I’d kept some pages from British Vogue 1996, a shoot by British photographer Nick Knight, using high contrast, saturated colour and very dark shadows. In another of his shoots for Vogue from 2004, ‘Shimmer’, shadow is used as a frame for the model. This has informed a way of photographing textile samples and highlighting parts of a sample.
Alongside the use of darkness/light I am interested in ‘dark’ motifs or design themes such as skulls/bones or perhaps something shocking or unexpected in lace. See Jason Holroyd’s use of industrial motif in his laser cut lace designs ‘Missing Industry’ and ‘Class Dismissed’. See also the communist inspired designs of lace designer William Hallam Pegg held in the NTU lace archive.
Along with my other keywords:
- Negative space
- Embellished layers
- Darkness is the most important.
Real darkness can be difficult to find, especially in urban spaces, and particularly in places inhabited by the masses. In fact, darkness could be described as a luxury. ‘Darkness is a luxury not granted to Britain’s Council Estates’ (Sloane 2016).
Bright light will hide that which has a lower light level, which can only be seen through darkness. How many of us have been camping and gone outside in the middle of the night to answer the call, only to have our breath taken away by the amount and brightness of the stars? Dark Sky Parks have become a necessity for those wanting to see more than the largest and brightest of stars. According to Falchi et al (2016) 99% of the population of Europe and the US live with night-time light pollution.
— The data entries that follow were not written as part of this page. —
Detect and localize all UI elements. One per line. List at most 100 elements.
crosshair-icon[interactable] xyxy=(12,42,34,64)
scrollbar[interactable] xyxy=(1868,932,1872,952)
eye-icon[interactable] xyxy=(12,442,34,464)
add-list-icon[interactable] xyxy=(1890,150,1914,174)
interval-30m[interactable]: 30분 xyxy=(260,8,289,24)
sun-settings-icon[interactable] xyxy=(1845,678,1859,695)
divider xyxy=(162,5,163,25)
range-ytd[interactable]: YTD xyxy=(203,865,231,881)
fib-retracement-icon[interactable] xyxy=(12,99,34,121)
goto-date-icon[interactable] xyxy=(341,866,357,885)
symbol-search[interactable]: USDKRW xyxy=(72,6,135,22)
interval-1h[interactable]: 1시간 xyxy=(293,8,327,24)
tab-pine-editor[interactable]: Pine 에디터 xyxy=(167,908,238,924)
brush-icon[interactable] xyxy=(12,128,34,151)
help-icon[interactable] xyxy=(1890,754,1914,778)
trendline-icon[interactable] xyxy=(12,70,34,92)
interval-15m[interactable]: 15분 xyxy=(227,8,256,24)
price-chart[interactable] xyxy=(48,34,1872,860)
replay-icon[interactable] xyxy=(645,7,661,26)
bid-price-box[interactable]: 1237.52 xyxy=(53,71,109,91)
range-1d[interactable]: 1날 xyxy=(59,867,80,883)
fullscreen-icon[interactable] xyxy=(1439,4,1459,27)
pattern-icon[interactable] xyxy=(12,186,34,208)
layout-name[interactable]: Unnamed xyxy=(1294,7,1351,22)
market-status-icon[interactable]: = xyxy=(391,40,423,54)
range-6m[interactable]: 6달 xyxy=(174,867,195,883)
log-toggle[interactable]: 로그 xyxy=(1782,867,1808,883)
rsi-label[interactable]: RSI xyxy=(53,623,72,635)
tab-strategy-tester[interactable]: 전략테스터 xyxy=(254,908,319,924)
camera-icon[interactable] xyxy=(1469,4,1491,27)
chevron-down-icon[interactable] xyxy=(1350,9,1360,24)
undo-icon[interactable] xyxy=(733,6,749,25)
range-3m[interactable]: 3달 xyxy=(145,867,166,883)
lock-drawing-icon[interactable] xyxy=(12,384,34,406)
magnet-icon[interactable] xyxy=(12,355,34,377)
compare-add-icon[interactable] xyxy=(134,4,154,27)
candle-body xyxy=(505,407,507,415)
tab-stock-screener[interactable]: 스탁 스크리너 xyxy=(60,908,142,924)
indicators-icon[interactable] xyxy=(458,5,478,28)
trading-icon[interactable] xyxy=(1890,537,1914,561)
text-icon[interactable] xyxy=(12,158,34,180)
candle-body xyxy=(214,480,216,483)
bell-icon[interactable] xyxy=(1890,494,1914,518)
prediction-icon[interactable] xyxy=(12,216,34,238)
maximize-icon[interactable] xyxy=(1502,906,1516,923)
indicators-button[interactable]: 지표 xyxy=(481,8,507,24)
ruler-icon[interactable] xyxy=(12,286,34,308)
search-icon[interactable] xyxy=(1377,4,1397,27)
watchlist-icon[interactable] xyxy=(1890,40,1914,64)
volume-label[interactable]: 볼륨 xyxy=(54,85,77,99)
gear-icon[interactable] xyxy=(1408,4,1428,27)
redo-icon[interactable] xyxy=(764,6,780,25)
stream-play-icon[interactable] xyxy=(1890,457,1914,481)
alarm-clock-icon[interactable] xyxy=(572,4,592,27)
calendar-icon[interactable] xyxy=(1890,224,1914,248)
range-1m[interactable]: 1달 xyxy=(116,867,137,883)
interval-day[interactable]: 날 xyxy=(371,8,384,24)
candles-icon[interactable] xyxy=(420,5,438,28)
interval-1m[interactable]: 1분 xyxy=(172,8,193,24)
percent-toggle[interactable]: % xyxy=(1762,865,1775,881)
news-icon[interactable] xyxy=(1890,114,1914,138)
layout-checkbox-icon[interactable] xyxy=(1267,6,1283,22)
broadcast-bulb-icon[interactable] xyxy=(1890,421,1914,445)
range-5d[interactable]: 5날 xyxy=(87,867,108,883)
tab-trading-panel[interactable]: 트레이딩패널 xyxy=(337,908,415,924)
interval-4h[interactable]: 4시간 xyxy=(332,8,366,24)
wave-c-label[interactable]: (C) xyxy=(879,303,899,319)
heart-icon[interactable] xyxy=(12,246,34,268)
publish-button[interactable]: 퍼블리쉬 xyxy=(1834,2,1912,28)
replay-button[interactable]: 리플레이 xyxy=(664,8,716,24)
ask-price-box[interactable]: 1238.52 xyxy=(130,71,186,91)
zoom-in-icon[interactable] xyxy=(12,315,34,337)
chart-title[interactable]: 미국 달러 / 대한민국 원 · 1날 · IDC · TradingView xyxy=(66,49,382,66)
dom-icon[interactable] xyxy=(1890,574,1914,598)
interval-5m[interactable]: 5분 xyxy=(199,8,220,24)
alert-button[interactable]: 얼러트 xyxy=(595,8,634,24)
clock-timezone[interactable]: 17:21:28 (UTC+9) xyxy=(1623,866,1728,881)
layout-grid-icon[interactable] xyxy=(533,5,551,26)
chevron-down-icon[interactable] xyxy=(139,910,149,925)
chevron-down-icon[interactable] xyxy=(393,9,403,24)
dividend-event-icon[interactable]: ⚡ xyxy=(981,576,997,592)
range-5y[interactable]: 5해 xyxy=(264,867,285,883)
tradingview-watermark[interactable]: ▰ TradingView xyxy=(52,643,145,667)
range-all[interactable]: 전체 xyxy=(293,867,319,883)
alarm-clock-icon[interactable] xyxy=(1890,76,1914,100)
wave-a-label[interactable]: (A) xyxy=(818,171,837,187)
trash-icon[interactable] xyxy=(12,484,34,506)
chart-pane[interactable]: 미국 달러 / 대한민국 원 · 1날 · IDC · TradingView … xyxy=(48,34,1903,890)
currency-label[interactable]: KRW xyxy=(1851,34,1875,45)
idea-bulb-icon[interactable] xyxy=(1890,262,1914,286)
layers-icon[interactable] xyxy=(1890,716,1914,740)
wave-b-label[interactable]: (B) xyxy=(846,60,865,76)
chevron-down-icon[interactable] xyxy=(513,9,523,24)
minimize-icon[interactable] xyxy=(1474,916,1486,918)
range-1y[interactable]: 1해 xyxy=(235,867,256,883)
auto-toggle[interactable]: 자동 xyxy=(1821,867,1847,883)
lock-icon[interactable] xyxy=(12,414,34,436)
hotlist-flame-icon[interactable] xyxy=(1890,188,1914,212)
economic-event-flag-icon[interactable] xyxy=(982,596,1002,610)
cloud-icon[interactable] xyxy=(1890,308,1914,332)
Darkness can be as necessary as light for revealing texture. When items are lit from behind for example, the texture or real properties of the material will be difficult to perceive. Turn off the backlight and more can be seen. This can have a philosophical meaning too. In the discussion ‘Dark retreats and sensory deprivation’ Tenzin Wangyal describes Buddhist theory of how removing expectation of external light during a dark retreat, you see more of the ‘internal light’ of your soul.
Similarly, we can see how phosphorescent items are hidden until ‘normal’ light frequency is removed, leaving only the phosphors ‘glowing’ in the dark. Of course, this is a visual effect only. The phosphors glow all the time, we just cannot perceive them until the light conditions allow.
Do galleries find it challenging to exhibit items requiring darkness, resorting to displaying them behind a wall or curtain in order to exclude the light? Can the work hold the darkness within required to reveal hidden elements?
Pieces are usually illuminated in the direction of the viewer’s gaze, if they are lit from the back the detail can be lost. Could this effect be exploited to draw the viewer in to examine one detail, only to reveal another? What happens if intricate items are lit from behind instead? Or if the light is withdrawn as the viewer approaches. What does the darkness, or lack of light, reveal? I will explore layering to create shadow, hide or reveal texture and add richness to the design. Translucent fabrics can add sheen without weight and bring lightness to the design.